Omoyele Sowore, founder of Sahara Reporters and leader of the African Action Congress, has reignited debate over the affordability of church-owned universities in Nigeria. Speaking on the Honest Bunch podcast, Sowore criticized institutions like Covenant University, Babcock University, Redeemers University, and Bowen University for charging tuition fees ranging from hundreds of thousands to over one million naira per session. These universities are operated by religious bodies including the Living Faith Church, Seventh-Day Adventist Church, Redeemed Christian Church of God, and Nigerian Baptist Convention. Sowore highlighted that while these churches draw large congregations from low-income communities such as Ajegunle and Bariga, their high tuition fees make higher education inaccessible to most members.
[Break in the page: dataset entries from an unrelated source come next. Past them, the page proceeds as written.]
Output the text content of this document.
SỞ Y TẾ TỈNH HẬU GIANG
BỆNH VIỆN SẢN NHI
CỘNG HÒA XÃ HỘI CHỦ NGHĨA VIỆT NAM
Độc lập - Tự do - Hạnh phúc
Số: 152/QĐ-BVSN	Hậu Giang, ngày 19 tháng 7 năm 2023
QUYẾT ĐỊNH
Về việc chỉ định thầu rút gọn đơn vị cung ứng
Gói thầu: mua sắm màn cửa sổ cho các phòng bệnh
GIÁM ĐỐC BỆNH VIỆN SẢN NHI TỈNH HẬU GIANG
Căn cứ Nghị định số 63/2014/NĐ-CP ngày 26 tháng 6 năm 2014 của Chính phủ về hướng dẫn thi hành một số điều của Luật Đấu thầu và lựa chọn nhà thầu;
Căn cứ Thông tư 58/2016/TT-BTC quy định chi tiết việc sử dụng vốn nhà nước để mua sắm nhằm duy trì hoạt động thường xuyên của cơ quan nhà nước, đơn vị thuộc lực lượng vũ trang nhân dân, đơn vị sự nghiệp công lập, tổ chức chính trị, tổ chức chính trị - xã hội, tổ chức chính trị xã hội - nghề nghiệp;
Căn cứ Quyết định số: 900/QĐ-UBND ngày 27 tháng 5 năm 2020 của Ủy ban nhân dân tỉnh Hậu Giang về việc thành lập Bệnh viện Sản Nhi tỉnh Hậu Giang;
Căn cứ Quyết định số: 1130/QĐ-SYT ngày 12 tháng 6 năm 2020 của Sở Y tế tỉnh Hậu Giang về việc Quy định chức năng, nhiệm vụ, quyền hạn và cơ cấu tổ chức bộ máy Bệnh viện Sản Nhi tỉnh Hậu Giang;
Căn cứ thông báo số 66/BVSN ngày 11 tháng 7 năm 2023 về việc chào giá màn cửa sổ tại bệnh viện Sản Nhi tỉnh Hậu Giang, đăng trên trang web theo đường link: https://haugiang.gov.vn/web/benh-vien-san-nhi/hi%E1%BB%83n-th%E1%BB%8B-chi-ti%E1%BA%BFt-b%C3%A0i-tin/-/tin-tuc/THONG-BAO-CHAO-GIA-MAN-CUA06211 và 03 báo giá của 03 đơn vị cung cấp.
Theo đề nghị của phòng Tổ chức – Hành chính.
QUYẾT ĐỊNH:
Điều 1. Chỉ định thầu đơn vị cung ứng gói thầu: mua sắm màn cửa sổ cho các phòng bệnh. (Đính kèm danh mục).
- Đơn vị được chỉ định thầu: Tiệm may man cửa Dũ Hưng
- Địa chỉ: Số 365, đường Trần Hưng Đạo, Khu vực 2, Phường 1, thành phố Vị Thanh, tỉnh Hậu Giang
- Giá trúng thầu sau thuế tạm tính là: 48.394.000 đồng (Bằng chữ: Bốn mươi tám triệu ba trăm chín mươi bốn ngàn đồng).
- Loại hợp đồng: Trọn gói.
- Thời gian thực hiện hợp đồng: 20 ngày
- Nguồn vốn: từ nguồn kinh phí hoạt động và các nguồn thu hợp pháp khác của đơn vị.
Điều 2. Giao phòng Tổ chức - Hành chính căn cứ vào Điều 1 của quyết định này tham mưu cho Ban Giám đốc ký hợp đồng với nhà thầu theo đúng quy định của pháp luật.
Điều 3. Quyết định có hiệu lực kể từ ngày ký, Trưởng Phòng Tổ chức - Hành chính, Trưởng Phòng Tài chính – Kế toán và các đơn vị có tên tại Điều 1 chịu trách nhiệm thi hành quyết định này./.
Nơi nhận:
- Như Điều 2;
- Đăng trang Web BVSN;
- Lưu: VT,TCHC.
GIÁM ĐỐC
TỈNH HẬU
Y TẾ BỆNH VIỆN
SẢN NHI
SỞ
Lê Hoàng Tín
He pointed out that ordinary worshippers contribute tithes and offerings that help fund these institutions, yet rarely benefit from them. Sowore did not oppose church-run universities but questioned the inequity in access, arguing that scholarships should be more than promotional tools. His critique centers on the contradiction between religious outreach and the exclusionary cost of education these churches provide.

💡 NaijaBuzz Take

Omoyele Sowore's focus on church-owned universities exposes a quiet inequity: millions in tithes flow from poor congregants into institutions that priced them out from the start. If Covenant University and others are built with money from Ajegunle, they should not function as elite enclaves accessible only to the wealthy. This isn't about rejecting faith-based education—it's about accountability in how religious institutions deploy resources drawn from the very people they claim to uplift. For most Nigerian churchgoers, the dream of quality education remains out of reach, no matter how faithfully they give.